Treblinka: Hitler's Killing Machine Premieres 3/29 on SMITHSONIAN CHANNEL
It's one of the most notorious cold cases of World War II -- 900,000 Jews transported by the Nazis to a camp in eastern Poland, never to be seen again. Rare documents and eyewitnesses claimed Treblinka was a death camp even more ruthlessly efficient than Auschwitz-Birkenau, but evidence was thin, because the Nazis destroyed all traces of the camp. Holocaust deniers have even claimed that it was only a transit camp. Now, 70 years later, a forensic investigator and her team have gained unprecedented access to excavate the site for the first time.
TREBLINKA: HITLER'S KILLING MACHINE, premiering Saturday, March 29 at 8pm ET/PT on Smithsonian Channel follows their quest to finally uncover clues that reveal the brutal mechanics behind an operation designed to murder people on a mass scale. It is airing as part of "Women in Science," Smithsonian Channel's special month-long programming block celebrating Women's History Month.
Today, all that is visible where two camps once stood is the Treblinka Memorial and surrounding forest. No security fencing. No buildings. No gas chambers. Nothing to indicate that from 1942-43, the Nazis exterminated 900,000 people as part of Operation Reinhard, the official name for what is now known as the Holocaust. Now, thanks to work by British forensic archaeologist Dr. Caroline Sturdy Colls and her team, the full story of Hitler's killing machine can be told.

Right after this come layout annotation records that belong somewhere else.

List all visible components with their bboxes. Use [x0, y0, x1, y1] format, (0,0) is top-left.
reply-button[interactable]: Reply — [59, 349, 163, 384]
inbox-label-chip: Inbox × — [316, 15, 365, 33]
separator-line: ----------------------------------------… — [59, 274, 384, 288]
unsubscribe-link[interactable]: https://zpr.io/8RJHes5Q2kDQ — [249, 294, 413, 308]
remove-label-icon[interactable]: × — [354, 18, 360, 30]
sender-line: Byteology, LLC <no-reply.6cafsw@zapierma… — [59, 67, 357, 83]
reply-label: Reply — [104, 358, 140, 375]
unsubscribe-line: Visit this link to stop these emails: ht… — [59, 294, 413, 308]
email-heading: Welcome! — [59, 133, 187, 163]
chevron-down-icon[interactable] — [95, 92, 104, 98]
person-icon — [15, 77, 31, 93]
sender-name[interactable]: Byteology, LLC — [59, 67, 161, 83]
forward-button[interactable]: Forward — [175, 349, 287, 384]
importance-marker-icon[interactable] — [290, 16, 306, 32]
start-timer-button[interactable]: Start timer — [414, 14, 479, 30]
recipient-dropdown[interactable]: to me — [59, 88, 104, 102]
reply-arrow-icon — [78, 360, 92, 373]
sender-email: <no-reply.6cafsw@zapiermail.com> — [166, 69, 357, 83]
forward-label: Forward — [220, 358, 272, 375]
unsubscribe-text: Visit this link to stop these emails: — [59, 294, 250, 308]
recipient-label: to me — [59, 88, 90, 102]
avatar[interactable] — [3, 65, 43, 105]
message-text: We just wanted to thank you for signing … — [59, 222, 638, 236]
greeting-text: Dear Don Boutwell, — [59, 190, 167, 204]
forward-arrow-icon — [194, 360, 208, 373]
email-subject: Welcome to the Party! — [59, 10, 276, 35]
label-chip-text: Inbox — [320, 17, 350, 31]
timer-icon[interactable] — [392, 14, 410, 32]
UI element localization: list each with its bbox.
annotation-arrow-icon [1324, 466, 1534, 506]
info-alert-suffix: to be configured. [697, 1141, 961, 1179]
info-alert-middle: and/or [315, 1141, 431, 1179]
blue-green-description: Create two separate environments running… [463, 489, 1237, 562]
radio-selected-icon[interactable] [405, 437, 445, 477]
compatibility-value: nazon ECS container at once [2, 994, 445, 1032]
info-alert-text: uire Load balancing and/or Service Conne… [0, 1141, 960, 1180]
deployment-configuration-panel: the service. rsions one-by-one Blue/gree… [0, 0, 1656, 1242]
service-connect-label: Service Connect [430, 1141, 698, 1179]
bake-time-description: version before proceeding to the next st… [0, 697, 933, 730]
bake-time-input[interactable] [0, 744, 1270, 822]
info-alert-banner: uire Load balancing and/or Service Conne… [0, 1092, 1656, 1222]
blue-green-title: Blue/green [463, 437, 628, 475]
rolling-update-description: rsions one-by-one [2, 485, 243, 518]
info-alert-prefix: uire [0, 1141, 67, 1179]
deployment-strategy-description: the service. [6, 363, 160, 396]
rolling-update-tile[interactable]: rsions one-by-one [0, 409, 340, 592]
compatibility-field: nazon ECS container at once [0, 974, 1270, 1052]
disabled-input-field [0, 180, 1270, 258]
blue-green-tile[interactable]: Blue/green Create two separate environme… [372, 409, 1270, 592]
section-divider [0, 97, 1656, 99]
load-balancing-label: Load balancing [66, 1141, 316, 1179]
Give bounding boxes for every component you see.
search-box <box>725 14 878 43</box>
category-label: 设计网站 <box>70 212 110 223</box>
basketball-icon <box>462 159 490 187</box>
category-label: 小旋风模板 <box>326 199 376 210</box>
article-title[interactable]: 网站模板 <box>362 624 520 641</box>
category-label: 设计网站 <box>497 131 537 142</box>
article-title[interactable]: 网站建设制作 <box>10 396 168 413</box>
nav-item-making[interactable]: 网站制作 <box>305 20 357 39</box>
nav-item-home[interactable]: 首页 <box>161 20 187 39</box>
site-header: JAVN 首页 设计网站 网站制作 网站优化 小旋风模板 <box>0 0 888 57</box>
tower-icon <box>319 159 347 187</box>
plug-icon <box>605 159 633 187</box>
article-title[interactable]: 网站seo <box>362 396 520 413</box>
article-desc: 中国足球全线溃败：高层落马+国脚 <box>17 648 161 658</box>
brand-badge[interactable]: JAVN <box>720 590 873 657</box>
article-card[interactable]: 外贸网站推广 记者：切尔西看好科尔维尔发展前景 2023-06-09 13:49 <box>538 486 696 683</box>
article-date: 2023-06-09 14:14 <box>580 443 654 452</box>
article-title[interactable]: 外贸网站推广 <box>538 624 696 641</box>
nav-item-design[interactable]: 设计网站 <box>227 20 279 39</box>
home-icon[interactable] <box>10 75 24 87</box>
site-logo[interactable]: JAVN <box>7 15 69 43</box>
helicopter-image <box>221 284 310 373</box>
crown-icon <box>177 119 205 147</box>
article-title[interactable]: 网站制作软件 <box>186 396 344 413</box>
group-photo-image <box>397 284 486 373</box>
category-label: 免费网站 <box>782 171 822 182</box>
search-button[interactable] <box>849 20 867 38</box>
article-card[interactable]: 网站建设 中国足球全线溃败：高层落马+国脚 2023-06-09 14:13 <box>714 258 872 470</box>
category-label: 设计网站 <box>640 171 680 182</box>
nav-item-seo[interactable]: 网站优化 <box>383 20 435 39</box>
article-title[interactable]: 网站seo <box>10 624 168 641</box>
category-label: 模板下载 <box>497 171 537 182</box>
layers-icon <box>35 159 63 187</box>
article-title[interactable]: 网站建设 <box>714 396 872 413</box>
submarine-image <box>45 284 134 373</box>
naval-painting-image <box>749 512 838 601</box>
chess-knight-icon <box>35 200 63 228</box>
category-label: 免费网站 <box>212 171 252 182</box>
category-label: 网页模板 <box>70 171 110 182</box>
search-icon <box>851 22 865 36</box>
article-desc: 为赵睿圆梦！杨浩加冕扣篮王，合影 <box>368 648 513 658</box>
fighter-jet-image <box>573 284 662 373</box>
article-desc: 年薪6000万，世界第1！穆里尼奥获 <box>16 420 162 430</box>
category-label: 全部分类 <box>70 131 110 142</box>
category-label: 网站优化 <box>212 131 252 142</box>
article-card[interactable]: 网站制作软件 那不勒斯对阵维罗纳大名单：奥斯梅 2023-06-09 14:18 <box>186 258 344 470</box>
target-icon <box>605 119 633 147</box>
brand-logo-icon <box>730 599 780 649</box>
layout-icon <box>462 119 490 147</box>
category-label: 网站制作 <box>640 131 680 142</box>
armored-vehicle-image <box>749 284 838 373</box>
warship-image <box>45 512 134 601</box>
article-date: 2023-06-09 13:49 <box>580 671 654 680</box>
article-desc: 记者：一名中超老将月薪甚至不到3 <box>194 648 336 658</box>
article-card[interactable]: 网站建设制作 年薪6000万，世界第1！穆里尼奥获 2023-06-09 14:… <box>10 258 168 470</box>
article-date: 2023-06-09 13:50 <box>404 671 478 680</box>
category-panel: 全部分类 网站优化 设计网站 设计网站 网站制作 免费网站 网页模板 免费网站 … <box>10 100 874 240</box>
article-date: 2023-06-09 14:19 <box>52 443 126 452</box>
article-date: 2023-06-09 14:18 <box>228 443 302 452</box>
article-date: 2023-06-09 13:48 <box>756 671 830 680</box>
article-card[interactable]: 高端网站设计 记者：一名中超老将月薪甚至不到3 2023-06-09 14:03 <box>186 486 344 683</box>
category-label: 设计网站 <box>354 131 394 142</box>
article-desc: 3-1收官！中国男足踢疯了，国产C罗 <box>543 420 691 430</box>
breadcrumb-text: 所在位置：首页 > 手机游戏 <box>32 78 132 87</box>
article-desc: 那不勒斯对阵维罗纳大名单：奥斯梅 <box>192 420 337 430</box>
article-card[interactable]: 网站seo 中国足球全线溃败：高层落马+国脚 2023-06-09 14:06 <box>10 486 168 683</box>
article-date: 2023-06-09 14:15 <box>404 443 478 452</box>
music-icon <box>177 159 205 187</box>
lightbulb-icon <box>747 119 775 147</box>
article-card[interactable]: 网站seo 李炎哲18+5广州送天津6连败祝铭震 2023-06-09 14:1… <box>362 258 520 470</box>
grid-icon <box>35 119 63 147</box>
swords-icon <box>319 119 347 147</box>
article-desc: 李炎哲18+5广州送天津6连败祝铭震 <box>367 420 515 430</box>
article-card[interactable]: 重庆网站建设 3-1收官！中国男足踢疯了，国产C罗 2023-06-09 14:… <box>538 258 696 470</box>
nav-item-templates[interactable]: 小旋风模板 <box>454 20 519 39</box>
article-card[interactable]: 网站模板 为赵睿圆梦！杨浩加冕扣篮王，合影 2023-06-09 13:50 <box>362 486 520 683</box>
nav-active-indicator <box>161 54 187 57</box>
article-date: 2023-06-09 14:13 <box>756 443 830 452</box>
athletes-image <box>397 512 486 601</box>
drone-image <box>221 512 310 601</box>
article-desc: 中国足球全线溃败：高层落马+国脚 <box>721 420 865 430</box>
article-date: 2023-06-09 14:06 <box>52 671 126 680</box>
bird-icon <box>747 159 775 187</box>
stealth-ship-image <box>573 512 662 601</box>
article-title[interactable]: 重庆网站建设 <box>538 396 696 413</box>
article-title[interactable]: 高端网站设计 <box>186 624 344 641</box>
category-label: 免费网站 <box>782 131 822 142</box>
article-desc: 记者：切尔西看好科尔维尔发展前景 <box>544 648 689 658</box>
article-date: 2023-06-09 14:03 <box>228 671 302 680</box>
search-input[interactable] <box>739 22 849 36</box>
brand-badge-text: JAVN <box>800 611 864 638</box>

The finds documented in TREBLINKA: HITLER'S KILLING MACHINE are significant and chilling, even 70 years after the mass murder. Dr. Caroline Sturdy Colls and her team discovered three previously unidentified mass graves at Treblinka 1, which some thought had only been a labor camp. They also pinpointed the location of a gas chamber and other physical structures at Treblinka 2, the main extermination camp. The team uncovered human remains, personal artifacts and pieces of tile with the Jewish star imprint which match eyewitness descriptions of a gas chamber that had been designed to look like a bathhouse. She also reinforces her suspicions that the death camp was even larger than previously thought.